Voice’s Old Susannah takes a look over the past week’s events in the ‘Deen and beyond. By Suzanne Kelly.
Tally ho! Has the Deen ever seen a fairer summer? It’s not faded out just yet, and the parks are still full of people. Union Terrace Gardens were full of revellers for the Rainbow festival.
The mythical drunks and junkies said to loiter there are as much in evidence as the transparent giant boy who floated over the lurid flowerbed in the Granite Web drawings.
Hazlehead is filled with people, including motorists who don’t give a damn about parking on the grass, as well as thieves who’ve stolen a metal plaque.
More on this and other thefts shortly.
Gerry Jablonski & The Electric Band had a great night last Friday at the Lemon Tree; Techfest has rolled into town with a 20th anniversary birthday party and a programme of events that couldn’t be broader.
I hope to make it to the talk in Cruickshank botanical gardens on Friday. There was a talk about what to do if there is a zombie apocalypse; I missed this, but it couldn’t have been that much difference from some of the previous administration’s full council meetings.
Alas! I wasn’t quick enough to get one of the limited planetarium tickets, and because of other commitments I had to miss BrewDog’s ‘Science of Brewing’ talk which took place Tuesday.
I consoled myself considerably when I discovered two of BrewDog’s new offerings. A new light beer ‘How to Disappear Completely’ is filled with flavour yet low in alcohol content. Then there is ‘Misspent Youth.’ The bar staff told me it was rich, creamy and tasted of coffee and plums. They were right. I’ll be back for more of each soonest.
Alas! Everything that’s not nailed down, everything that is nailed down, and even the nails are being stolen in City and Shire. The epidemic of thefts all around us is alarming. If the police are recovering stolen goods, I hope they let us know about it, for the news at present is all about the thefts. Metal drain and gutter covers are going faster than cut-price cider.

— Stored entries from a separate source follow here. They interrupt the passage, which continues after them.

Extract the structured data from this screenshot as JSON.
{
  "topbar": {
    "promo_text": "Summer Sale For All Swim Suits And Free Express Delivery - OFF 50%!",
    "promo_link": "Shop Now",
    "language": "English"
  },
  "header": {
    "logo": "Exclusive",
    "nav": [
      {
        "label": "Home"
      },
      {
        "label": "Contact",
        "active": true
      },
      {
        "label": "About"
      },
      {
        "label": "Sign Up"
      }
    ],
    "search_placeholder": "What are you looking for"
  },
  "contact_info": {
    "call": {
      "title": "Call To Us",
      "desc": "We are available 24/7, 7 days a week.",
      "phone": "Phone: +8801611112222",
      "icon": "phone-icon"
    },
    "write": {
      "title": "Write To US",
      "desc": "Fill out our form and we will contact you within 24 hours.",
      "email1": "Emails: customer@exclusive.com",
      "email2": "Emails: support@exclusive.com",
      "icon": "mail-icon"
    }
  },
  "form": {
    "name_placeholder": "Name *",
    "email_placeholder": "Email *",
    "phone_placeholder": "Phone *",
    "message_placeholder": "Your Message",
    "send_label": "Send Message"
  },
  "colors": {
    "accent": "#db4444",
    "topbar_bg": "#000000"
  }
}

Cars are being stolen at a rate exceeding sales of the new Grand Theft Auto V game. One car was stolen twice in the space of a few hours; you’ve got to give those thieves points for daring.

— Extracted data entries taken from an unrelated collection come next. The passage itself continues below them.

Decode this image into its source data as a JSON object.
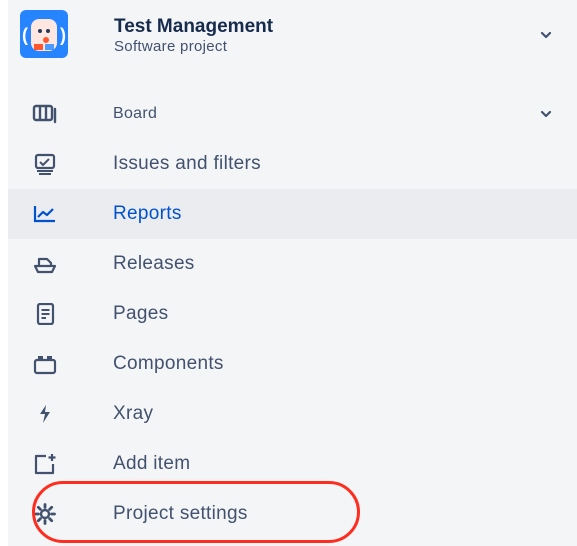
{
  "project": {
    "title": "Test Management",
    "subtitle": "Software project"
  },
  "nav": {
    "items": [
      {
        "label": "Board",
        "icon": "board-icon"
      },
      {
        "label": "Issues and filters",
        "icon": "issues-icon"
      },
      {
        "label": "Reports",
        "icon": "reports-icon"
      },
      {
        "label": "Releases",
        "icon": "releases-icon"
      },
      {
        "label": "Pages",
        "icon": "pages-icon"
      },
      {
        "label": "Components",
        "icon": "components-icon"
      },
      {
        "label": "Xray",
        "icon": "xray-icon"
      },
      {
        "label": "Add item",
        "icon": "add-item-icon"
      },
      {
        "label": "Project settings",
        "icon": "gear-icon"
      }
    ],
    "active": "Reports"
  },
  "colors": {
    "active_text": "#0052cc",
    "highlight_ring": "#ff2d1f",
    "sidebar_bg": "#f4f5f7"
  }
}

Your more ambitious thief is ripping their employer off, be it restaurant, the council or oil company. People in supermarkets are treating self check-out lines as optional. People are stealing pets in broad daylight. Your more intellectual thief is plagiarising poetry, and having the nerve to win poetry contests. Award-stealing poet Allen has had to return a prize; he was caught stealing other poets’ material. The BBC quotes Allen as saying :-
“I accept that I did plagiarise certain poems (although it was genuinely not my intention to deceive)”
It’s OK then – he was only stealing, not trying to fool us. Phew. Here’s a poem for him:-
Roses Are Red, Violets Are Blue
I Think You’re A Tea-leaf
Och Aye Tha Noo. (copyright 2013 Old Susannah)

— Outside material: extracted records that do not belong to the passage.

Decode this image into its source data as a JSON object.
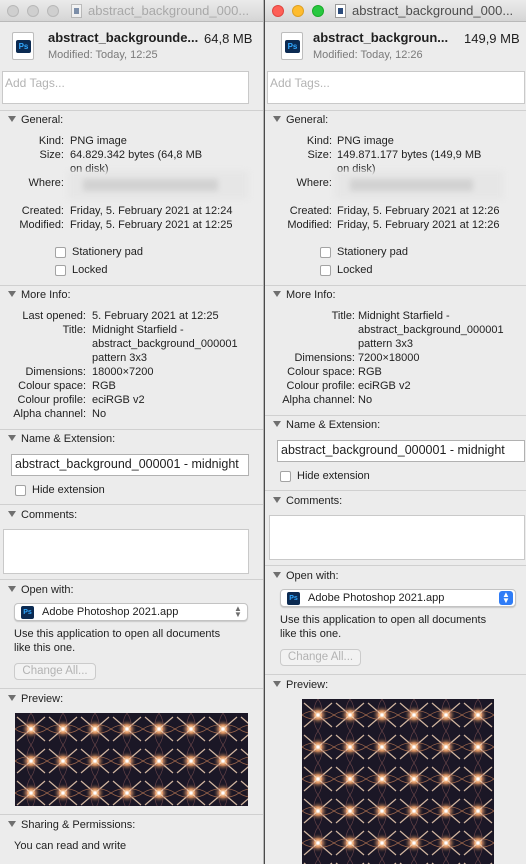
{
  "left_window": {
    "title": "abstract_background_000...",
    "file_name": "abstract_backgrounde...",
    "size_short": "64,8 MB",
    "modified_header": "Modified: Today, 12:25",
    "tags_placeholder": "Add Tags...",
    "general": {
      "header": "General:",
      "kind_label": "Kind:",
      "kind": "PNG image",
      "size_label": "Size:",
      "size_line1": "64.829.342 bytes (64,8 MB",
      "size_line2": "on disk)",
      "where_label": "Where:",
      "created_label": "Created:",
      "created": "Friday, 5. February 2021 at 12:24",
      "modified_label": "Modified:",
      "modified": "Friday, 5. February 2021 at 12:25",
      "stationery": "Stationery pad",
      "locked": "Locked"
    },
    "more_info": {
      "header": "More Info:",
      "last_opened_label": "Last opened:",
      "last_opened": "5. February 2021 at 12:25",
      "title_label": "Title:",
      "title_line1": "Midnight Starfield -",
      "title_line2": "abstract_background_000001",
      "title_line3": "pattern 3x3",
      "dimensions_label": "Dimensions:",
      "dimensions": "18000×7200",
      "colour_space_label": "Colour space:",
      "colour_space": "RGB",
      "colour_profile_label": "Colour profile:",
      "colour_profile": "eciRGB v2",
      "alpha_label": "Alpha channel:",
      "alpha": "No"
    },
    "name_ext": {
      "header": "Name & Extension:",
      "value": "abstract_background_000001 - midnight",
      "hide_ext": "Hide extension"
    },
    "comments_header": "Comments:",
    "open_with": {
      "header": "Open with:",
      "app": "Adobe Photoshop 2021.app",
      "desc_line1": "Use this application to open all documents",
      "desc_line2": "like this one.",
      "change_all": "Change All..."
    },
    "preview_header": "Preview:",
    "sharing": {
      "header": "Sharing & Permissions:",
      "text": "You can read and write"
    }
  },
  "right_window": {
    "title": "abstract_background_000...",
    "file_name": "abstract_backgroun...",
    "size_short": "149,9 MB",
    "modified_header": "Modified: Today, 12:26",
    "tags_placeholder": "Add Tags...",
    "general": {
      "header": "General:",
      "kind_label": "Kind:",
      "kind": "PNG image",
      "size_label": "Size:",
      "size_line1": "149.871.177 bytes (149,9 MB",
      "size_line2": "on disk)",
      "where_label": "Where:",
      "created_label": "Created:",
      "created": "Friday, 5. February 2021 at 12:26",
      "modified_label": "Modified:",
      "modified": "Friday, 5. February 2021 at 12:26",
      "stationery": "Stationery pad",
      "locked": "Locked"
    },
    "more_info": {
      "header": "More Info:",
      "title_label": "Title:",
      "title_line1": "Midnight Starfield -",
      "title_line2": "abstract_background_000001",
      "title_line3": "pattern 3x3",
      "dimensions_label": "Dimensions:",
      "dimensions": "7200×18000",
      "colour_space_label": "Colour space:",
      "colour_space": "RGB",
      "colour_profile_label": "Colour profile:",
      "colour_profile": "eciRGB v2",
      "alpha_label": "Alpha channel:",
      "alpha": "No"
    },
    "name_ext": {
      "header": "Name & Extension:",
      "value": "abstract_background_000001 - midnight",
      "hide_ext": "Hide extension"
    },
    "comments_header": "Comments:",
    "open_with": {
      "header": "Open with:",
      "app": "Adobe Photoshop 2021.app",
      "desc_line1": "Use this application to open all documents",
      "desc_line2": "like this one.",
      "change_all": "Change All..."
    },
    "preview_header": "Preview:"
  },
  "icons": {
    "file_type": "photoshop-file-icon",
    "app": "photoshop-app-icon",
    "disclosure": "disclosure-triangle-icon",
    "popup": "popup-arrows-icon"
  },
  "colors": {
    "window_bg": "#ececec",
    "accent": "#2f7cf6",
    "close": "#fe5f57",
    "minimize": "#febc2e",
    "zoom": "#28c840",
    "ps_blue": "#31a8ff",
    "ps_dark": "#0b2a52"
  }
}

we all know what great places care homes are
Here in Torry, people have stolen not only drain covers but bricks – and a section of a stone wall. Worse, serial fantacist and idea appropriator Jeffrey Archer has a new book out to boot.
What’s going on? Why is it going unchecked? Who stole the pen I was just using a minute ago? Time for some timely theft-related definitions, as well as one timely definition for good measure.
Old Fashioned Policing: (old-fashioned English phrase) to keep the peace by intimidation and physical force.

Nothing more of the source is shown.